- Genre: Game show, Sport
- Country of origin: United States

Production
- Running time: 30 minutes

Original release
- Network: NBC
- Release: December 27, 1946 – December 12, 1947

= Campus Hoopla =

1946–47 American TV game show

Campus Hoopla is an American game show that ran on the NBC Television network from December 27, 1946, until it ended on December 12, 1947.

==Format==
The show was centered on a group of teenagers ("complete with 'cheerleaders' and 'students'") in a soda shop. Episodes included up-to-date sports scores and film footage from recent games.
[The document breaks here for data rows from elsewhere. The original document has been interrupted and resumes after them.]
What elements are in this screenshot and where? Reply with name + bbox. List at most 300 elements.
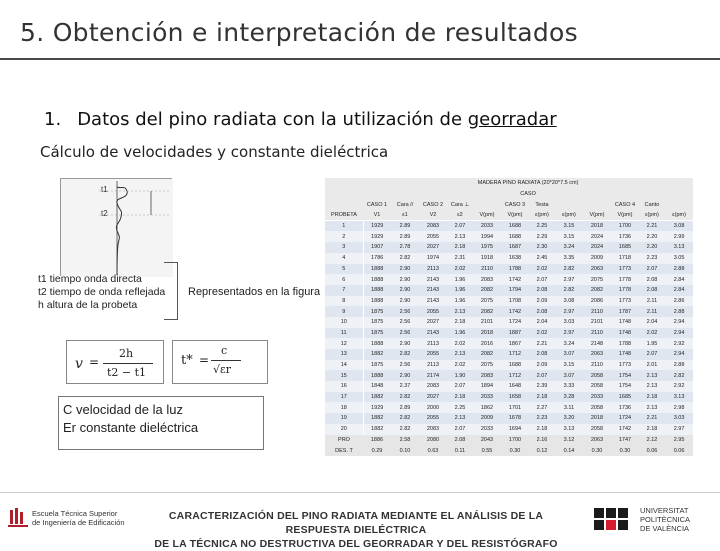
table-cell: 3.05 (665, 253, 693, 264)
table-cell: 1.96 (447, 274, 473, 285)
table-cell: 1788 (611, 338, 639, 349)
case-2-label: CASO 2 (419, 199, 447, 210)
table-cell: 2075 (473, 360, 501, 371)
table-cell: 3.03 (555, 317, 583, 328)
summary-cell: 2080 (419, 435, 447, 446)
fraction-bar-2 (211, 360, 241, 361)
section-title: Datos del pino radiata con la utilización de (77, 109, 468, 130)
table-cell: 2.13 (639, 402, 665, 413)
formula-t: t* (181, 353, 193, 368)
table-cell: 1688 (501, 231, 529, 242)
table-cell: 2009 (583, 253, 611, 264)
table-cell: 2.84 (665, 274, 693, 285)
table-cell: 3.03 (665, 413, 693, 424)
table-cell: 2.07 (639, 264, 665, 275)
table-cell: 1742 (501, 274, 529, 285)
column-header: ε(pm) (665, 210, 693, 221)
table-cell: 2.45 (529, 253, 555, 264)
table-cell: 2.39 (529, 381, 555, 392)
table-cell: 1788 (501, 264, 529, 275)
table-row (325, 296, 693, 307)
table-cell: 2058 (583, 402, 611, 413)
time-formula (172, 340, 268, 384)
table-cell: 1994 (473, 231, 501, 242)
table-cell: 1748 (611, 328, 639, 339)
summary-label: PRO (325, 435, 363, 446)
summary-cell: 2.16 (529, 435, 555, 446)
table-cell: 2.02 (529, 264, 555, 275)
table-cell: 2.92 (665, 381, 693, 392)
table-cell: 2063 (583, 264, 611, 275)
table-cell: 2143 (419, 285, 447, 296)
table-cell: 2.02 (447, 360, 473, 371)
table-cell: 2.78 (391, 242, 419, 253)
table-row (325, 413, 693, 424)
table-cell: 1736 (611, 402, 639, 413)
table-cell: 1778 (611, 285, 639, 296)
table-cell: 2009 (473, 413, 501, 424)
table-cell: 2.13 (447, 231, 473, 242)
table-cell: 1907 (363, 242, 391, 253)
definition-box (58, 396, 264, 450)
table-cell: 2018 (583, 413, 611, 424)
table-cell: 2082 (473, 306, 501, 317)
summary-cell: 0.14 (555, 445, 583, 456)
table-cell: 2.18 (639, 424, 665, 435)
table-cell: 2.21 (639, 413, 665, 424)
table-cell: 2.07 (529, 274, 555, 285)
section-number: 1. (44, 109, 62, 130)
table-cell: 2.82 (391, 413, 419, 424)
row-label: 4 (325, 253, 363, 264)
table-cell: 2075 (473, 296, 501, 307)
row-label: 12 (325, 338, 363, 349)
table-cell: 2.07 (639, 349, 665, 360)
row-label: 8 (325, 296, 363, 307)
table-cell: 2.07 (447, 381, 473, 392)
legend-line-t1: t1 tiempo onda directa (38, 273, 142, 285)
summary-cell: 0.63 (419, 445, 447, 456)
table-cell: 2.23 (529, 413, 555, 424)
row-label: 15 (325, 370, 363, 381)
table-cell: 3.15 (555, 221, 583, 232)
table-row (325, 424, 693, 435)
summary-cell: 1747 (611, 435, 639, 446)
table-cell: 2110 (473, 264, 501, 275)
table-cell: 1736 (611, 231, 639, 242)
represented-label: Representados en la figura (188, 286, 321, 298)
fraction-bar (103, 363, 153, 364)
table-cell: 2174 (419, 370, 447, 381)
upv-line-3: DE VALÈNCIA (640, 524, 690, 533)
legend-line-t2: t2 tiempo de onda reflejada (38, 286, 166, 298)
table-row (325, 306, 693, 317)
upv-line-2: POLITÈCNICA (640, 515, 691, 524)
summary-row (325, 435, 693, 446)
table-cell: 1678 (501, 413, 529, 424)
table-cell: 2.88 (665, 360, 693, 371)
table-cell: 2143 (419, 274, 447, 285)
table-cell: 1862 (473, 402, 501, 413)
table-cell: 2.82 (391, 424, 419, 435)
table-cell: 2.18 (447, 242, 473, 253)
table-cell: 2.04 (529, 317, 555, 328)
table-cell: 2113 (419, 264, 447, 275)
table-cell: 2.90 (391, 370, 419, 381)
table-cell: 1.95 (639, 338, 665, 349)
table-cell: 1638 (501, 253, 529, 264)
table-cell: 2.92 (665, 338, 693, 349)
footer-caption-line-1: CARACTERIZACIÓN DEL PINO RADIATA MEDIANTE EL ANÁLISIS DE LA RESPUESTA DIELÉCTRICA (168, 510, 544, 536)
table-cell: 2.13 (447, 413, 473, 424)
summary-label: DES. T (325, 445, 363, 456)
slide-title: 5. Obtención e interpretación de resultados (20, 18, 578, 47)
table-cell: 1754 (611, 370, 639, 381)
table-cell: 2.82 (391, 253, 419, 264)
legend-text (38, 273, 165, 312)
table-cell: 2.29 (529, 231, 555, 242)
table-row (325, 242, 693, 253)
table-cell: 2.90 (391, 285, 419, 296)
table-cell: 2033 (583, 392, 611, 403)
column-header: ε1 (391, 210, 419, 221)
table-cell: 2.94 (665, 317, 693, 328)
table-cell: 1929 (363, 402, 391, 413)
table-cell: 2.90 (391, 274, 419, 285)
summary-cell: 0.06 (639, 445, 665, 456)
data-table (325, 178, 693, 456)
table-cell: 2000 (419, 402, 447, 413)
table-cell: 1718 (611, 253, 639, 264)
table-cell: 2024 (583, 242, 611, 253)
table-row (325, 349, 693, 360)
column-header: V(pm) (501, 210, 529, 221)
table-cell: 3.35 (555, 253, 583, 264)
table-cell: 1778 (611, 274, 639, 285)
row-label: 19 (325, 413, 363, 424)
formula-eq: = (89, 355, 100, 369)
row-label: 1 (325, 221, 363, 232)
row-label: 20 (325, 424, 363, 435)
table-cell: 1.96 (447, 328, 473, 339)
table-cell: 2027 (419, 242, 447, 253)
table-cell: 3.11 (555, 402, 583, 413)
summary-cell: 0.30 (501, 445, 529, 456)
case-2-face: Cara ⊥ (447, 199, 473, 210)
velocity-formula (66, 340, 164, 384)
etsie-name (32, 509, 125, 527)
t2-label: t2 (101, 209, 108, 218)
table-cell: 2143 (419, 328, 447, 339)
table-cell: 1748 (611, 349, 639, 360)
table-cell: 2.90 (391, 264, 419, 275)
summary-cell: 2.08 (447, 435, 473, 446)
table-cell: 2.97 (555, 306, 583, 317)
summary-cell: 0.29 (363, 445, 391, 456)
table-cell: 2113 (419, 338, 447, 349)
table-cell: 1888 (363, 264, 391, 275)
table-cell: 2.20 (639, 231, 665, 242)
table-row (325, 317, 693, 328)
table-cell: 2033 (473, 221, 501, 232)
row-label: 5 (325, 264, 363, 275)
footer-caption (136, 509, 576, 551)
table-cell: 1975 (473, 242, 501, 253)
radar-signal-diagram (60, 178, 172, 276)
column-header: ε(pm) (529, 210, 555, 221)
summary-cell: 0.06 (665, 445, 693, 456)
table-cell: 2110 (583, 360, 611, 371)
upv-logo-icon (590, 504, 634, 539)
table-cell: 1.96 (447, 285, 473, 296)
table-cell: 1888 (363, 296, 391, 307)
table-cell: 2058 (583, 381, 611, 392)
table-row (325, 381, 693, 392)
table-cell: 1918 (473, 253, 501, 264)
table-cell: 2055 (419, 413, 447, 424)
probeta-header: PROBETA (325, 210, 363, 221)
table-cell: 2055 (419, 231, 447, 242)
case-3-label: CASO 3 (501, 199, 529, 210)
table-cell: 2.82 (555, 264, 583, 275)
table-caption: MADERA PINO RADIATA (20*20*7.5 cm) (363, 178, 693, 189)
table-row (325, 274, 693, 285)
table-cell: 2027 (419, 317, 447, 328)
table-cell: 2.18 (447, 317, 473, 328)
table-cell: 2082 (473, 285, 501, 296)
table-cell: 1754 (611, 381, 639, 392)
table-cell: 2.94 (665, 349, 693, 360)
table-cell: 2.18 (529, 424, 555, 435)
row-label: 2 (325, 231, 363, 242)
footer-caption-line-2: DE LA TÉCNICA NO DESTRUCTIVA DEL GEORRADAR Y DEL RESISTÓGRAFO (154, 538, 558, 550)
row-label: 16 (325, 381, 363, 392)
table-cell: 2033 (473, 424, 501, 435)
table-cell: 2.02 (639, 328, 665, 339)
etsie-line-2: de Ingeniería de Edificación (32, 518, 125, 527)
table-cell: 2.02 (447, 264, 473, 275)
table-cell: 2.08 (529, 349, 555, 360)
table-cell: 1.90 (447, 370, 473, 381)
summary-cell: 3.12 (555, 435, 583, 446)
table-cell: 2033 (473, 392, 501, 403)
definition-c: C velocidad de la luz (63, 402, 183, 417)
table-cell: 2.90 (391, 338, 419, 349)
table-cell: 1773 (611, 360, 639, 371)
definition-er: Er constante dieléctrica (63, 420, 199, 435)
table-cell: 2083 (419, 424, 447, 435)
table-cell: 2.21 (529, 338, 555, 349)
table-cell: 1882 (363, 392, 391, 403)
summary-cell: 2063 (583, 435, 611, 446)
table-cell: 2.88 (665, 264, 693, 275)
table-cell: 2.18 (447, 392, 473, 403)
table-cell: 1887 (501, 328, 529, 339)
table-cell: 2082 (473, 349, 501, 360)
table-cell: 1875 (363, 317, 391, 328)
table-cell: 2082 (583, 285, 611, 296)
case-1-label: CASO 1 (363, 199, 391, 210)
formula-numerator: 2h (119, 347, 134, 360)
formula-eq-2: = (199, 353, 210, 367)
table-cell: 3.13 (665, 392, 693, 403)
formula-denominator: t2 − t1 (107, 366, 147, 379)
caso-header: CASO (363, 189, 693, 200)
table-cell: 2058 (583, 424, 611, 435)
table-row (325, 338, 693, 349)
table-cell: 1748 (611, 317, 639, 328)
column-header: ε(pm) (639, 210, 665, 221)
table-cell: 1929 (363, 221, 391, 232)
section-title-underlined: georradar (467, 109, 557, 130)
table-cell: 3.24 (555, 242, 583, 253)
row-label: 18 (325, 402, 363, 413)
table-cell: 1688 (501, 221, 529, 232)
table-cell: 1882 (363, 413, 391, 424)
table-cell: 1688 (501, 360, 529, 371)
table-cell: 3.07 (555, 370, 583, 381)
table-row (325, 221, 693, 232)
table-cell: 2.82 (391, 349, 419, 360)
brace-bracket (164, 262, 178, 320)
table-cell: 2.21 (639, 221, 665, 232)
table-cell: 2.18 (529, 392, 555, 403)
table-cell: 2.30 (529, 242, 555, 253)
table-cell: 2027 (419, 392, 447, 403)
table-row (325, 231, 693, 242)
summary-cell: 2.12 (639, 435, 665, 446)
table-cell: 2083 (419, 221, 447, 232)
table-cell: 2.27 (529, 402, 555, 413)
table-cell: 1786 (363, 253, 391, 264)
table-cell: 3.15 (555, 360, 583, 371)
table-cell: 1875 (363, 360, 391, 371)
table-row (325, 328, 693, 339)
table-cell: 2.11 (639, 306, 665, 317)
table-cell: 2.18 (639, 392, 665, 403)
case-4-label: CASO 4 (611, 199, 639, 210)
table-cell: 1648 (501, 381, 529, 392)
table-cell: 2.11 (639, 296, 665, 307)
table-cell: 2.56 (391, 360, 419, 371)
case-3-face: Testa (529, 199, 555, 210)
table-cell: 3.20 (555, 413, 583, 424)
table-row (325, 253, 693, 264)
table-cell: 2.86 (665, 296, 693, 307)
table-cell: 2086 (583, 296, 611, 307)
table-row (325, 392, 693, 403)
table-cell: 2.82 (555, 285, 583, 296)
table-cell: 3.08 (665, 221, 693, 232)
row-label: 6 (325, 274, 363, 285)
t1-label: t1 (101, 185, 108, 194)
table-cell: 2.09 (529, 296, 555, 307)
table-cell: 2.89 (391, 231, 419, 242)
table-cell: 1794 (501, 285, 529, 296)
formula-sqrt: √εr (213, 363, 231, 376)
table-cell: 1700 (611, 221, 639, 232)
case-1-face: Cara // (391, 199, 419, 210)
table-cell: 1894 (473, 381, 501, 392)
upv-name (640, 506, 690, 533)
table-cell: 2.04 (639, 317, 665, 328)
table-cell: 1848 (363, 381, 391, 392)
table-cell: 1888 (363, 274, 391, 285)
table-cell: 2.97 (555, 328, 583, 339)
table-cell: 3.13 (555, 424, 583, 435)
table-cell: 2.84 (665, 285, 693, 296)
table-cell: 3.33 (555, 381, 583, 392)
table-cell: 1701 (501, 402, 529, 413)
table-cell: 1974 (419, 253, 447, 264)
table-cell: 2083 (419, 381, 447, 392)
table-cell: 1888 (363, 370, 391, 381)
table-cell: 3.24 (555, 338, 583, 349)
legend-line-h: h altura de la probeta (38, 299, 138, 311)
table-row (325, 402, 693, 413)
table-cell: 2.13 (639, 370, 665, 381)
summary-row (325, 445, 693, 456)
table-cell: 2055 (419, 306, 447, 317)
title-divider (0, 58, 720, 60)
table-cell: 1929 (363, 231, 391, 242)
table-row (325, 370, 693, 381)
table-row (325, 285, 693, 296)
table-cell: 2.25 (447, 402, 473, 413)
table-cell: 2110 (583, 328, 611, 339)
table-cell: 2.07 (529, 370, 555, 381)
summary-cell: 0.12 (529, 445, 555, 456)
table-cell: 2.08 (639, 285, 665, 296)
row-label: 3 (325, 242, 363, 253)
summary-cell: 2043 (473, 435, 501, 446)
formula-v: v (75, 356, 83, 372)
table-cell: 2083 (473, 370, 501, 381)
table-cell: 2.13 (639, 381, 665, 392)
table-cell: 3.13 (665, 242, 693, 253)
subheading: Cálculo de velocidades y constante dieléctrica (40, 143, 389, 161)
table-cell: 2143 (419, 296, 447, 307)
table-cell: 2.23 (639, 253, 665, 264)
table-cell: 2.98 (665, 402, 693, 413)
column-header: V1 (363, 210, 391, 221)
table-cell: 2.97 (665, 424, 693, 435)
upv-line-1: UNIVERSITAT (640, 506, 689, 515)
table-cell: 2.07 (447, 424, 473, 435)
row-label: 17 (325, 392, 363, 403)
table-cell: 2.09 (529, 360, 555, 371)
table-cell: 2.20 (639, 242, 665, 253)
table-cell: 2.02 (529, 328, 555, 339)
table-cell: 2.02 (447, 338, 473, 349)
table-cell: 2024 (583, 231, 611, 242)
table-cell: 1685 (611, 392, 639, 403)
table-cell: 1712 (501, 370, 529, 381)
table-cell: 1888 (363, 338, 391, 349)
table-cell: 2018 (473, 328, 501, 339)
table-cell: 1658 (501, 392, 529, 403)
table-cell: 2.82 (391, 392, 419, 403)
table-cell: 1712 (501, 349, 529, 360)
row-label: 11 (325, 328, 363, 339)
table-cell: 1694 (501, 424, 529, 435)
table-cell: 2083 (473, 274, 501, 285)
table-cell: 2.99 (665, 231, 693, 242)
etsie-line-1: Escuela Técnica Superior (32, 509, 118, 518)
table-cell: 1708 (501, 296, 529, 307)
table-cell: 1787 (611, 306, 639, 317)
column-header: ε(pm) (555, 210, 583, 221)
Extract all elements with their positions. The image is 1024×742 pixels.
It began as a half-hour program but "after several months" was cut to 15 minutes.

==Cast==
- Lou Little - Host
- Bob Stanton - Sports Reporter
- Eva Marie Saint - Commercial Spokeswoman
- Jack Kilty and Anne Crowley - Song-and-dance act

Long Island University basketball coach and author Clair Bee was also featured on the program.

== Production ==
Campus Hoopla originated from WNBT-TV. Owen Davis Jr., Ernie Colling, and Ken Young were producers.

==Episode status==
Episode segments of live TV broadcasts (video and audio) of Campus Hoopla dating from 1947 exist in the Hubert Chain Collection of the earliest kinescopes still in existence, as preserved in the Library of Congress (Moving Image Collection). Audio recordings of live TV broadcasts of this show are also on file at the Library of Congress from the 1946-47 period, as recorded from WNBT-TV.

== Sponsor ==
Eva Marie Saint, the cheerleader who did live Keds sneakers commercials on this program, also talks about her performance on this early TV show along with photos in 1947 and 1949 issues of Life magazine. The show was sponsored by U.S. Rubber (makers of Keds). U. S. Rubber ended its sponsorship for the summer of 1947, leaving the program sustaining during that period.

==Critical response==
A review of Campus Hoopla in the trade publication Variety described the program as "good entertainment, running smoothly and offering the right kind of fresh, young divertissement."